İhsan Oktay Anar'ın postmodern başyapıtı Puslu Kıtalar Atlası, Osmanlı İmparatorluğu'nun son döneminde geçen, gerçeklik ile hayalin sınırlarını zorlayan bir romandır. Bu büyülü dünyanın en ilginç karakterlerinden biri de hiç şüphesiz Uzun İhsan Efendi'dir.
Uzun İhsan Efendi, romanın ana karakterlerinden biri olan Bünyamin'in babasıdır. Fiziksel olarak uzun boylu ve zayıf bir adamdır, bu da ona "Uzun" lakabını kazandırmıştır. Ancak onu asıl ilginç kılan, fiziksel özelliklerinden ziyade zihinsel dünyası ve hayata bakış açısıdır.
Uzun İhsan Efendi, romanın temel felsefi sorgulamalarının taşıyıcısı konumundadır. Oğlu Bünyamin'in yolculuğuna ve kişisel gelişimine dolaylı olarak rehberlik eder.

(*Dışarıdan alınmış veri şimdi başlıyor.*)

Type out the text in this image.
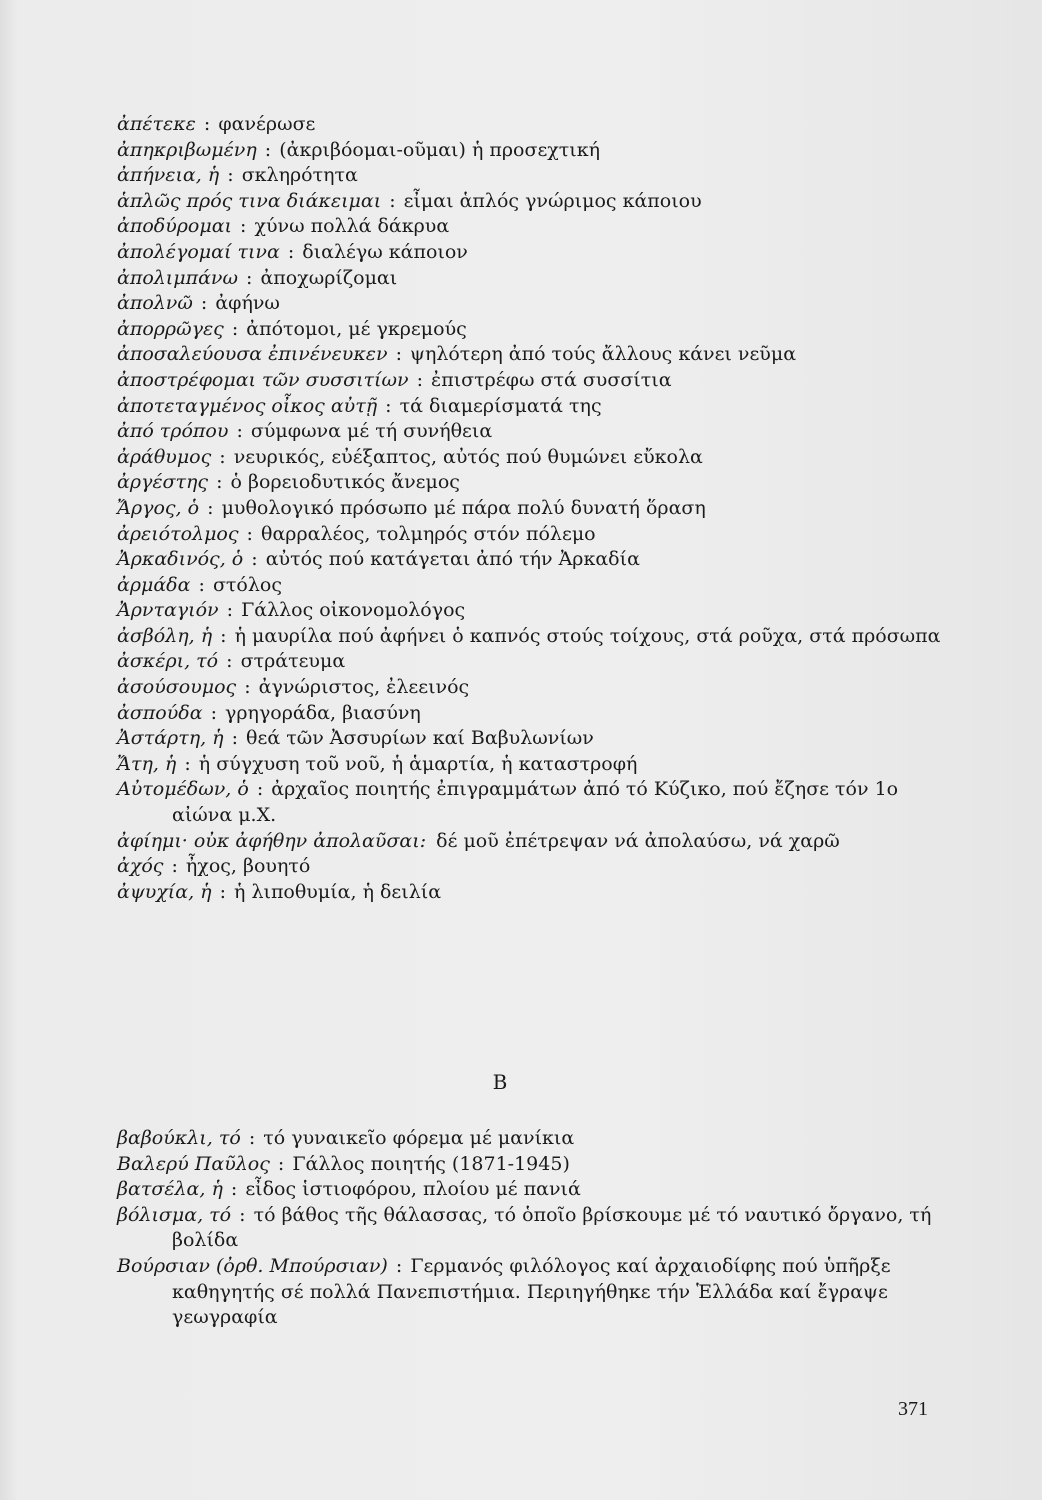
ἀπέτεκε : φανέρωσε

ἀπηκριβωμένη : (ἀκριβόομαι-οῦμαι) ἡ προσεχτική

ἀπήνεια, ἡ : σκληρότητα

ἁπλῶς πρός τινα διάκειμαι : εἶμαι ἁπλός γνώριμος κάποιου

ἀποδύρομαι : χύνω πολλά δάκρυα

ἀπολέγομαί τινα : διαλέγω κάποιον

ἀπολιμπάνω : ἀποχωρίζομαι

ἀπολνῶ : ἀφήνω

ἀπορρῶγες : ἀπότομοι, μέ γκρεμούς

ἀποσαλεύουσα ἐπινένευκεν : ψηλότερη ἀπό τούς ἄλλους κάνει νεῦμα

ἀποστρέφομαι τῶν συσσιτίων : ἐπιστρέφω στά συσσίτια

ἀποτεταγμένος οἶκος αὐτῇ : τά διαμερίσματά της

ἀπό τρόπου : σύμφωνα μέ τή συνήθεια

ἀράθυμος : νευρικός, εὐέξαπτος, αὐτός πού θυμώνει εὔκολα

ἀργέστης : ὁ βορειοδυτικός ἄνεμος

Ἄργος, ὁ : μυθολογικό πρόσωπο μέ πάρα πολύ δυνατή ὅραση

ἀρειότολμος : θαρραλέος, τολμηρός στόν πόλεμο

Ἀρκαδινός, ὁ : αὐτός πού κατάγεται ἀπό τήν Ἀρκαδία

ἀρμάδα : στόλος

Ἀρνταγιόν : Γάλλος οἰκονομολόγος

ἀσβόλη, ἡ : ἡ μαυρίλα πού ἀφήνει ὁ καπνός στούς τοίχους, στά ροῦχα, στά πρόσωπα

ἀσκέρι, τό : στράτευμα

ἀσούσουμος : ἀγνώριστος, ἐλεεινός

ἀσπούδα : γρηγοράδα, βιασύνη

Ἀστάρτη, ἡ : θεά τῶν Ἀσσυρίων καί Βαβυλωνίων

Ἄτη, ἡ : ἡ σύγχυση τοῦ νοῦ, ἡ ἁμαρτία, ἡ καταστροφή

Αὐτομέδων, ὁ : ἀρχαῖος ποιητής ἐπιγραμμάτων ἀπό τό Κύζικο, πού ἔζησε τόν 1ο αἰώνα μ.Χ.

ἀφίημι· οὐκ ἀφήθην ἀπολαῦσαι: δέ μοῦ ἐπέτρεψαν νά ἀπολαύσω, νά χαρῶ

ἀχός : ἦχος, βουητό

ἀψυχία, ἡ : ἡ λιποθυμία, ἡ δειλία

Β

βαβούκλι, τό : τό γυναικεῖο φόρεμα μέ μανίκια

Βαλερύ Παῦλος : Γάλλος ποιητής (1871-1945)

βατσέλα, ἡ : εἶδος ἱστιοφόρου, πλοίου μέ πανιά

βόλισμα, τό : τό βάθος τῆς θάλασσας, τό ὁποῖο βρίσκουμε μέ τό ναυτικό ὄργανο, τή βολίδα

Βούρσιαν (ὀρθ. Μπούρσιαν) : Γερμανός φιλόλογος καί ἀρχαιοδίφης πού ὑπῆρξε καθηγητής σέ πολλά Πανεπιστήμια. Περιηγήθηκε τήν Ἑλλάδα καί ἔγραψε γεωγραφία

371
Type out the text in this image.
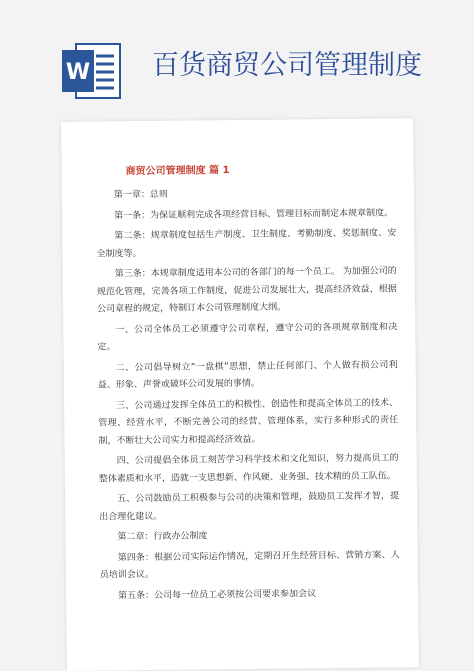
W 百货商贸公司管理制度
商贸公司管理制度 篇 1

第一章：总则

第一条：为保证顺利完成各项经营目标、管理目标而制定本规章制度。

第二条：规章制度包括生产制度、卫生制度、考勤制度、奖惩制度、安全制度等。

第三条：本规章制度适用本公司的各部门的每一个员工。 为加强公司的规范化管理，完善各项工作制度，促进公司发展壮大，提高经济效益，根据公司章程的规定，特制订本公司管理制度大纲。

一、公司全体员工必须遵守公司章程，遵守公司的各项规章制度和决定。

二、公司倡导树立“一盘棋”思想，禁止任何部门、个人做有损公司利益、形象、声誉或破坏公司发展的事情。

三、公司通过发挥全体员工的积极性、创造性和提高全体员工的技术、管理、经营水平，不断完善公司的经营、管理体系，实行多种形式的责任制，不断壮大公司实力和提高经济效益。

四、公司提倡全体员工刻苦学习科学技术和文化知识，努力提高员工的整体素质和水平，造就一支思想新、作风硬、业务强、技术精的员工队伍。

五、公司鼓励员工积极参与公司的决策和管理，鼓励员工发挥才智，提出合理化建议。

第二章：行政办公制度

第四条：根据公司实际运作情况，定期召开生经营目标、营销方案、人员培训会议。

第五条：公司每一位员工必须按公司要求参加会议
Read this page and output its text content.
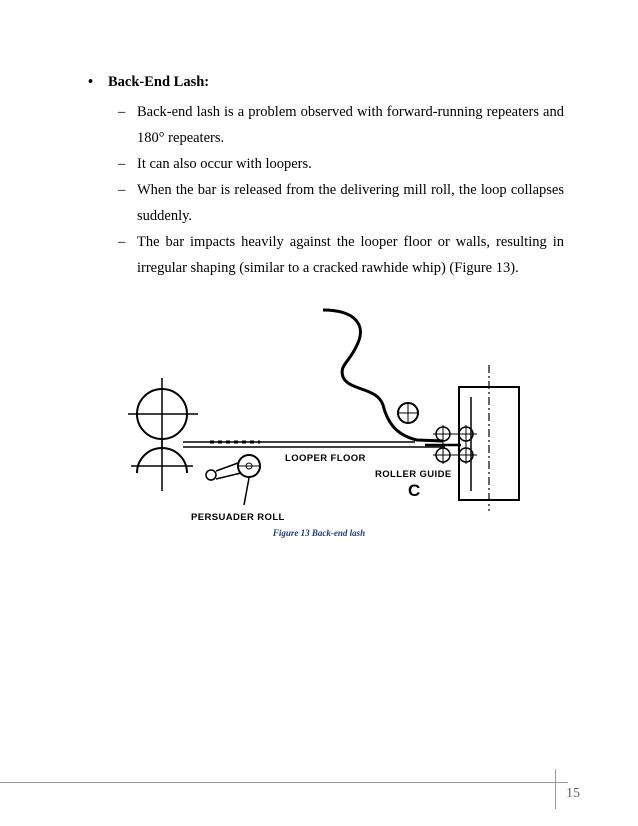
• Back-End Lash:
– Back-end lash is a problem observed with forward-running repeaters and 180° repeaters.
– It can also occur with loopers.
– When the bar is released from the delivering mill roll, the loop collapses suddenly.
– The bar impacts heavily against the looper floor or walls, resulting in irregular shaping (similar to a cracked rawhide whip) (Figure 13).
LOOPER FLOOR
ROLLER GUIDE
C
PERSUADER ROLL
Figure 13 Back-end lash
15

Aynı zamanda, romanın ana temalarından biri olan "gerçeklik nedir?" sorusunun somutlaşmış halidir.
Uzun İhsan Efendi, sadece bir roman karakteri olmanın ötesinde, Anar'ın felsefi düşüncelerinin bir temsilcisidir. O, geleneksel bilgelik ile postmodern sorgulamanın kesişim noktasında durur. Roman boyunca, okuru alışılagelmiş gerçeklik algılarını sorgulamaya davet eder.
Uzun İhsan Efendi, Puslu Kıtalar Atlası'nın büyülü dünyasında, hem bir baba hem de bir bilge olarak, romanın derin felsefi alt yapısını oluşturan en önemli karakterlerden biridir. Onun varlığı, romanı sıradan bir kurgudan çıkarıp felsefi bir yolculuğa dönüştürür.